Gold in darknes ÁFRICA
Coming down into the mine with pulleys. Just a battery-powered fan to cool the atmosphere and move the stale indoor air. Just some rubber tubes as the only means of communication with the outside and just a chisel and a hammer to pierce the rock.
Gold is extracted from Karangasso Vigue mines in Burkina Faso as if the Industrial Revolution had never occurred. A rudimentary strip mining of those known as ‘artisan mines’: unfortunate euphemism to name one of the shadiest paths, where the international luxury goods market circulates.
The emergence of gold mines in Burkina Faso in 2009 radically transformed the landscape of this country, one of the poorest countries in Africa, which draws unemployment near 80%. This nation changed from strengthening its economy by exporting cotton to making mining one of its major wealth sources; although, as usual in the African Continent, wealth is kept in a few pockets and benefits foreign markets.
Even though gold already officially represents approximately 5% of GDP of Burkina Faso, the truth is that the so-called “artisan mines” operate clandestinely and get to produce from 20 to 30 tons of gold a year, which are usually traded outside legality.
Located an hour away from Bobo-Dioulasso (the second major city in Bourkina Faso), the mines of Karangasso Vigue pose an archetypal example of the precarious nature of these mining developments, in which, workers, mostly minors, suffer truly inhumane working conditions.
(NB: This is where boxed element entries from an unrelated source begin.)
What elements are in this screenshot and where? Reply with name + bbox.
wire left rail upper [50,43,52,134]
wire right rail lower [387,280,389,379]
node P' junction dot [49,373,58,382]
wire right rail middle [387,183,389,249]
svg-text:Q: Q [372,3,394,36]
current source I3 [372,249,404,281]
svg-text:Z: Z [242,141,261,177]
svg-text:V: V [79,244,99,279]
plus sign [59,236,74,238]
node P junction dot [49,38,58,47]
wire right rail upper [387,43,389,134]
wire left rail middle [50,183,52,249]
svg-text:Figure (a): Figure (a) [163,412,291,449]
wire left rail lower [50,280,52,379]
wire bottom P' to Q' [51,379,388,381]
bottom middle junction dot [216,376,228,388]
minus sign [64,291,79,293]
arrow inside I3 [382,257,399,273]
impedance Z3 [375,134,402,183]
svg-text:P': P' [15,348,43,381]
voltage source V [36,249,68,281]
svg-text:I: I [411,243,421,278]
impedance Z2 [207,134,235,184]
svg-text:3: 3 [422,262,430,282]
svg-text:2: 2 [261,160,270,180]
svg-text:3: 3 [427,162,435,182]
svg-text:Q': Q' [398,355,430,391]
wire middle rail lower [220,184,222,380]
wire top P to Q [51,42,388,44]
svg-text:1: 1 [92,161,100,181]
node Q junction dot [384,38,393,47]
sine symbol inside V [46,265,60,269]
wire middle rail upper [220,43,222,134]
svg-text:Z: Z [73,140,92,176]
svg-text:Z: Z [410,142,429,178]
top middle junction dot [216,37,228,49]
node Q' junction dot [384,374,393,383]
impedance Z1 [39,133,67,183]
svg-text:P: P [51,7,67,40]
Likewise it happens in the rest of these clandestine mining developments operating throughout the country (estimated in around 200 units), there is an unequivocal sign to find out one is near the mines of Karangasso Vigue: hundreds of muddy youths walking along the paths.
A genuine village, bustling with all sorts of activities and business, is erected around the mine. From sheds with satellite dishes, in which workers kill their spare time watching football matches of the European leagues, to crowded dining rooms. Next to them, some other shadier businesses arise: both prostitution and drug dealing are usual by the mines.
However, the most impressive feature when one strolls among the narrow access holes to the mine is the presence of children. They are especially demanded by the managers of these “artisan mines”, as they can work easier and with higher efficiency inside the mine, due to their smaller size.
It is distressing to see how the hard daily work in the mine leaves its mark on the faces of these minors. A year extracting gold from the African ground weighs like a decade. Working in such a stifling atmosphere makes impossible to remain in the underground longer than 30 minutes, due to the lack of oxygen and high temperature. Never ending working days of over 12 hours, with an old battery-powered torch (one of the few traces of rudimentary technology in these mines) in hollows where deaths from suffocation or collapses are an everyday occurrence. A working routine most of them can only endure by taking drugs. One more aspect that shades the glitter of gold extracted from the underground darkness of Burkina Faso.